Ces accords définissent le revenu minimum selon différents critères : votre âge, le type de contrat et parfois même le moment de la journée ou de l’année où vous travaillez.
La plupart des travailleurs saisonniers, notamment les pvtistes, sont embauchés sous contrat casual, c’est-à-dire en tant qu’employés temporaires. Ce statut ne donne pas droit aux congés payés ni aux congés maladie, mais il prévoit une compensation financière : un supplément de 25 % ajouté au taux horaire de base.
Ainsi, deux modes de rémunération sont possibles :
- soit à l’heure : plus fiable ;
- soit au rendement (aussi appelé “à la pièce”) : mais jamais en dessous du minimum légal du secteur !
Bon à savoir : la Fair Work Commission a décidé que les travailleurs saisonniers (de 20 ans ou plus) travaillant dans le fruit picking (ce qui englobe la plupart des pvtistes) auront désormais un salaire minimum supérieur au salaire minimum national. Cela correspond ainsi au salaire minimum australien, avec en plus, cette fameuse majoration de 25 % pour les casual employees, c’est-à-dire les travailleurs qui n’ont pas un volume d’heures de travail fixe par semaine (par exemple, dans le fruit picking, vous pourrez peut être ne pas travailler pendant plusieurs jours à cause de la pluie ou du fait qu’il n’y ait pas assez de fruits à cueillir car ils ne sont pas encore mûrs).
Les types de salaires
La rémunération à l’heure
C’est un système de paiement plus rassurant. C’est-à-dire que vous effectuez un certain nombre d’heures de travail et à la fin de chaque semaine, vous recevez votre salaire en fonction de ces heures. Dans la plupart des cas, votre rémunération sera au niveau du salaire minimum.
Pour comprendre votre salaire, il est essentiel de savoir de quel award vous êtes dépendant. Par exemple, pour les postes en horticulture, les travailleurs sont soumis à la Horticulture Award. L’award peut également être différent si vous changez d’activité, notamment si vous travaillez dans les vendanges par exemple. Dans ce cas, vous dépendez du Wine Award [MA000090]. Pensez à vous informer !
Le paiement au rendement
Depuis plusieurs années, la Fair Work Commission a supprimé la possibilité d’être payé uniquement au rendement. Vous êtes toujours assuré d’un taux minimum, quel que soit votre contrat.

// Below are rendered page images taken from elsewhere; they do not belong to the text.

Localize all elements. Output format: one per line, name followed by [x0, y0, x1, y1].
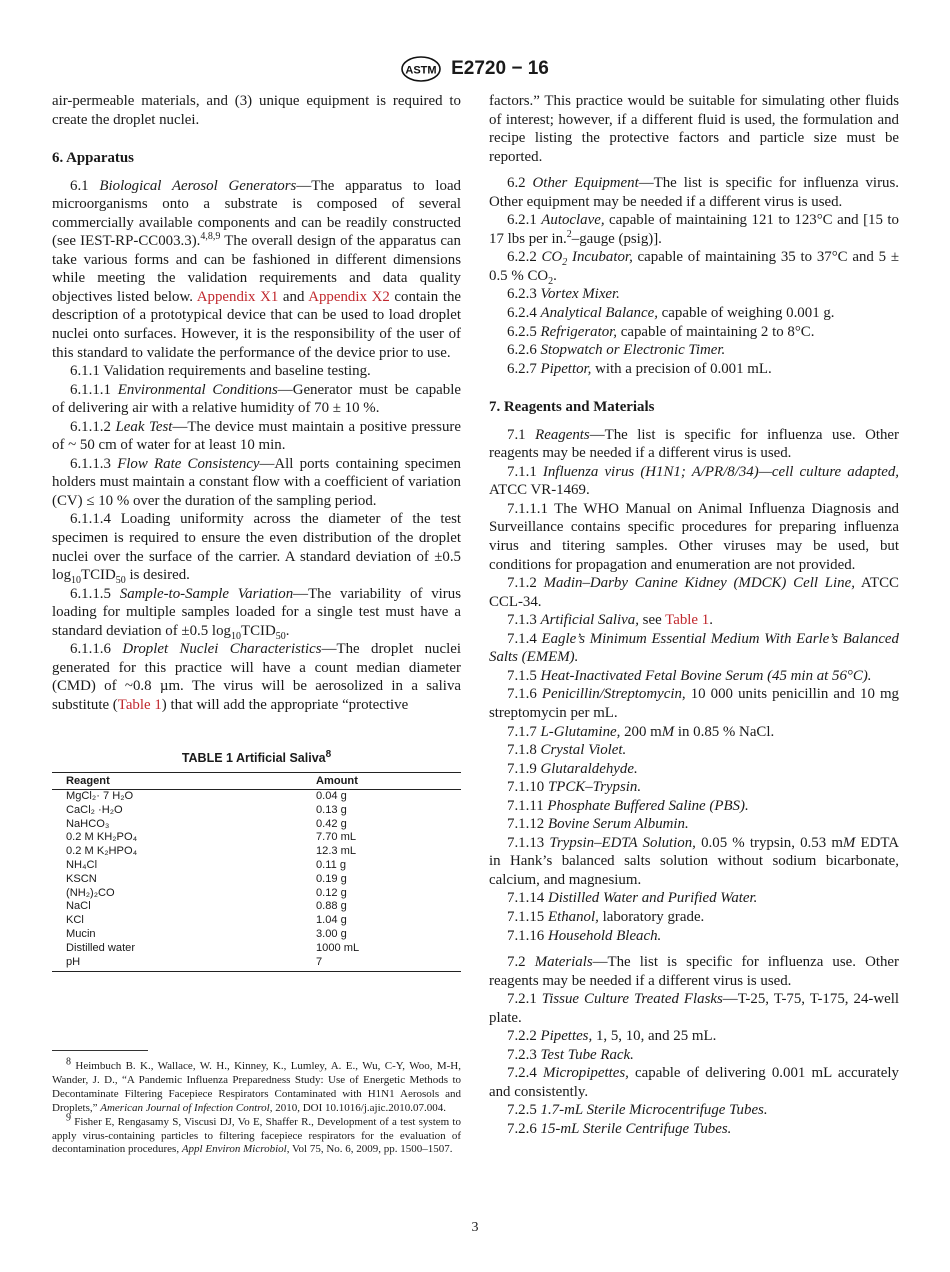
para-6-2-1: 6.2.1 Autoclave, capable of maintaining 121 to 123°C and [15 to 17 lbs per in.$^2$–gauge (psig)]. [489, 212, 899, 247]
amount-cell: 7 [302, 956, 461, 972]
reagent-cell: NH₄Cl [66, 859, 98, 872]
table-row [52, 942, 461, 956]
para-7-1-7: 7.1.7 L-Glutamine, 200 mM in 0.85 % NaCl. [507, 723, 775, 740]
para-7-1-4: 7.1.4 Eagle’s Minimum Essential Medium With Earle’s Balanced Salts (EMEM). [489, 630, 899, 666]
table-row [52, 831, 461, 845]
para-7-1-9: 7.1.9 Glutaraldehyde. [507, 760, 638, 777]
footnote-rule [52, 1050, 148, 1051]
amount-cell: 1000 mL [316, 941, 360, 954]
para-7-1-10: 7.1.10 TPCK–Trypsin. [507, 779, 642, 796]
table-row [52, 804, 461, 818]
para-7-1: 7.1 Reagents—The list is specific for influenza use. Other reagents may be needed if a different virus is used. [489, 426, 899, 462]
svg-text:ASTM: ASTM [405, 64, 437, 77]
amount-column-header: Amount [302, 773, 461, 790]
para-7-2-6: 7.2.6 15-mL Sterile Centrifuge Tubes. [507, 1120, 732, 1137]
reagent-cell: (NH₂)₂CO [66, 886, 115, 899]
para-7-2-3: 7.2.3 Test Tube Rack. [507, 1046, 634, 1063]
table-row [52, 887, 461, 901]
para-6-1-1-5: 6.1.1.5 Sample-to-Sample Variation—The variability of virus loading for multiple samples loaded for a single test must have a standard deviation of ±0.5 $\log_{10}TCID_{50}$. [52, 585, 461, 642]
para-7-1-6: 7.1.6 Penicillin/Streptomycin, 10 000 units penicillin and 10 mg streptomycin per mL. [489, 686, 899, 721]
reagent-cell: MgCl₂· 7 H₂O [66, 790, 134, 803]
section-6-heading: 6. Apparatus [52, 150, 134, 167]
page-number: 3 [471, 1220, 479, 1235]
para-7-1-3: 7.1.3 Artificial Saliva, see Table 1. [507, 612, 713, 629]
section-7-heading: 7. Reagents and Materials [489, 399, 655, 416]
para-6-2-4: 6.2.4 Analytical Balance, capable of weighing 0.001 g. [507, 305, 835, 322]
table-body [52, 790, 461, 972]
para-6-1: 6.1 Biological Aerosol Generators—The apparatus to load microorganisms onto a substrate is composed of several commercially available components and can be readily constructed (see IEST-RP-CC003.3).$^{4,8,9}$ The overall design of the apparatus can take various forms and can be fashioned in different dimensions while meeting the validation requirements and data quality objectives listed below. Appendix X1 and Appendix X2 contain the description of a prototypical device that can be used to load droplet nuclei onto surfaces. However, it is the responsibility of the user of this standard to validate the performance of the device prior to use. [52, 177, 462, 361]
para-6-1-1-1: 6.1.1.1 Environmental Conditions—Generator must be capable of delivering air with a relative humidity of 70 ± 10 %. [52, 381, 461, 417]
amount-cell: 0.19 g [316, 872, 347, 885]
para-6-1-1-3: 6.1.1.3 Flow Rate Consistency—All ports containing specimen holders must maintain a constant flow with a coefficient of variation (CV) ≤ 10 % over the duration of the sampling period. [52, 455, 461, 509]
para-7-1-12: 7.1.12 Bovine Serum Albumin. [507, 816, 689, 833]
para-7-1-15: 7.1.15 Ethanol, laboratory grade. [507, 908, 705, 925]
astm-logo-icon [401, 56, 441, 82]
footnote-8: $^8$ Heimbuch B. K., Wallace, W. H., Kinney, K., Lumley, A. E., Wu, C-Y, Woo, M-H, Wander, J. D., “A Pandemic Influenza Preparedness Study: Use of Energetic Methods to Decontaminate Filtering Facepiece Respirators Contaminated with H1N1 Aerosols and Droplets,” American Journal of Infection Control, 2010, DOI 10.1016/j.ajic.2010.07.004. [52, 1056, 461, 1114]
table-header-row [52, 773, 461, 790]
amount-cell: 0.12 g [316, 886, 347, 899]
para-7-1-2: 7.1.2 Madin–Darby Canine Kidney (MDCK) Cell Line, ATCC CCL-34. [489, 575, 899, 610]
para-7-1-1-1: 7.1.1.1 The WHO Manual on Animal Influenza Diagnosis and Surveillance contains specific procedures for preparing influenza virus and titering samples. Other viruses may be used, but conditions for propagation and enumeration are not provided. [489, 500, 899, 573]
table-1-link[interactable]: Table 1 [117, 696, 162, 713]
para-7-2-2: 7.2.2 Pipettes, 1, 5, 10, and 25 mL. [507, 1028, 717, 1045]
reagent-cell: CaCl₂ ·H₂O [66, 803, 123, 816]
amount-cell: 0.04 g [316, 790, 347, 803]
para-7-2: 7.2 Materials—The list is specific for influenza use. Other reagents may be needed if a different virus is used. [489, 954, 899, 989]
table-row [52, 845, 461, 859]
reagent-column-header: Reagent [52, 773, 302, 790]
para-6-1-1-2: 6.1.1.2 Leak Test—The device must maintain a positive pressure of ~ 50 cm of water for at least 10 min. [52, 418, 461, 454]
table-row [52, 914, 461, 928]
para-6-2-6: 6.2.6 Stopwatch or Electronic Timer. [507, 342, 726, 359]
footnote-9: $^9$ Fisher E, Rengasamy S, Viscusi DJ, Vo E, Shaffer R., Development of a test system to apply virus-containing particles to filtering facepiece respirators for the evaluation of decontamination procedures, Appl Environ Microbiol, Vol 75, No. 6, 2009, pp. 1500–1507. [52, 1111, 461, 1156]
table-row [52, 873, 461, 887]
para-6-2-3: 6.2.3 Vortex Mixer. [507, 286, 620, 303]
para-7-1-8: 7.1.8 Crystal Violet. [507, 742, 627, 759]
para-7-2-1: 7.2.1 Tissue Culture Treated Flasks—T-25, T-75, T-175, 24-well plate. [489, 991, 899, 1026]
reagent-cell: pH [52, 956, 302, 972]
reagent-cell: KSCN [66, 872, 97, 885]
para-7-2-4: 7.2.4 Micropipettes, capable of delivering 0.001 mL accurately and consistently. [489, 1065, 899, 1100]
amount-cell: 0.13 g [316, 803, 347, 816]
reagent-cell: NaCl [66, 900, 91, 913]
reagent-cell: 0.2 M K₂HPO₄ [66, 845, 138, 858]
continued-paragraph: air-permeable materials, and (3) unique equipment is required to create the droplet nuclei. [52, 93, 461, 128]
amount-cell: 1.04 g [316, 914, 347, 927]
para-6-2-7: 6.2.7 Pipettor, with a precision of 0.001 mL. [507, 360, 772, 377]
appendix-x1-link[interactable]: Appendix X1 [196, 288, 279, 305]
table-1-title: TABLE 1 Artificial Saliva$^8$ [181, 748, 332, 765]
para-6-2: 6.2 Other Equipment—The list is specific for influenza virus. Other equipment may be needed if a different virus is used. [489, 175, 899, 210]
page-header [0, 56, 950, 82]
para-6-2-2: 6.2.2 $CO_2$ Incubator, capable of maintaining 35 to 37°C and 5 ± 0.5 % $CO_2$. [489, 249, 899, 287]
table-row [52, 859, 461, 873]
table-row [52, 818, 461, 832]
amount-cell: 0.42 g [316, 817, 347, 830]
table-row [52, 928, 461, 942]
table-1-link-right[interactable]: Table 1 [665, 612, 710, 629]
amount-cell: 0.88 g [316, 900, 347, 913]
para-7-1-14: 7.1.14 Distilled Water and Purified Water. [507, 890, 758, 907]
para-6-2-5: 6.2.5 Refrigerator, capable of maintaining 2 to 8°C. [507, 323, 815, 340]
footnotes [52, 1056, 461, 1157]
para-7-1-11: 7.1.11 Phosphate Buffered Saline (PBS). [507, 797, 749, 814]
reagent-cell: NaHCO₃ [66, 817, 110, 830]
reagent-cell: 0.2 M KH₂PO₄ [66, 831, 138, 844]
left-column [52, 92, 461, 972]
amount-cell: 0.11 g [316, 859, 347, 872]
table-row [52, 900, 461, 914]
reagent-cell: Distilled water [66, 941, 136, 954]
amount-cell: 3.00 g [316, 928, 347, 941]
appendix-x2-link[interactable]: Appendix X2 [308, 288, 390, 305]
para-7-1-16: 7.1.16 Household Bleach. [507, 927, 662, 944]
para-7-1-5: 7.1.5 Heat-Inactivated Fetal Bovine Serum (45 min at 56°C). [507, 667, 872, 684]
artificial-saliva-table [52, 772, 461, 972]
reagent-cell: Mucin [66, 928, 96, 941]
document-id: E2720 − 16 [451, 58, 549, 79]
para-7-1-13: 7.1.13 Trypsin–EDTA Solution, 0.05 % trypsin, 0.53 mM EDTA in Hank’s balanced salts solution without sodium bicarbonate, calcium, and magnesium. [489, 834, 899, 888]
para-6-1-1-4: 6.1.1.4 Loading uniformity across the diameter of the test specimen is required to ensure the even distribution of the droplet nuclei over the surface of the carrier. A standard deviation of ±0.5 $\log_{10}TCID_{50}$ is desired. [52, 511, 461, 587]
para-6-1-1: 6.1.1 Validation requirements and baseline testing. [70, 363, 371, 380]
continued-paragraph-right: factors.” This practice would be suitable for simulating other fluids of interest; however, if a different fluid is used, the formulation and recipe listing the protective factors and particle size must be reported. [489, 93, 899, 165]
para-7-1-1: 7.1.1 Influenza virus (H1N1; A/PR/8/34)—cell culture adapted, ATCC VR-1469. [489, 463, 899, 499]
table-row [52, 790, 461, 804]
amount-cell: 7.70 mL [316, 831, 357, 844]
amount-cell: 12.3 mL [316, 845, 357, 858]
para-7-2-5: 7.2.5 1.7-mL Sterile Microcentrifuge Tubes. [507, 1102, 768, 1119]
reagent-cell: KCl [66, 914, 84, 927]
para-6-1-1-6: 6.1.1.6 Droplet Nuclei Characteristics—The droplet nuclei generated for this practice will have a count median diameter (CMD) of ~0.8 µm. The virus will be aerosolized in a saliva substitute (Table 1) that will add the appropriate “protective [52, 641, 461, 713]
table-row [52, 956, 461, 972]
right-column [489, 92, 899, 1139]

Le rendement permet simplement de gagner davantage si vos performances sont élevées. Un accord écrit et signé par l’employeur et l’employé est obligatoire : car sans preuve écrite, le paiement à l’heure s’applique automatiquement.
Pour résumer les types de salaires
Travailleurs « casual » : votre rémunération dépend de la performance, mais elle ne peut pas être inférieure au salaire minimum applicable à un employé à temps plein, soit 31,19 $/h depuis le 1er juillet 2025 pour les personnes âgées de 20 ans et plus. Les travailleurs de 18 et 19 ans bénéficient d’un salaire minimum inférieur.
Il est tout de même important que vous soyez conscient de plusieurs aspects :
- Il est courant de ne pas être très performant lors des premiers jours : les employés expérimentés en fruit picking finissent par acquérir des mouvements rapides et efficaces au fil du temps.
- N’hésitez pas à demander des conseils aux autres ou à consulter votre supérieur pour apprendre à travailler plus efficacement.
- Initialement, ce que vous gagnez risque de se rapprocher du salaire minimum légal, mais plus vos résultats seront bons, plus votre salaire sera susceptible d’augmenter.
Quand serez-vous payé ?
En général, en fruit picking, vous êtes payé à la semaine. En fonction de votre employeur, vous pouvez être payé par virement ou en liquide (les chèques sont plus rares).
Le plus important est d’avoir une trace de cette rémunération pour ensuite prouver que vous avez bien réalisé vos 88 ou 179 jours de ferme si vous souhaitez renouveler votre PVT et si votre ferme est éligible. Pensez à vérifier que votre employeur cotise correctement pour vous à votre Superannuation. C’est une cotisation obligatoire !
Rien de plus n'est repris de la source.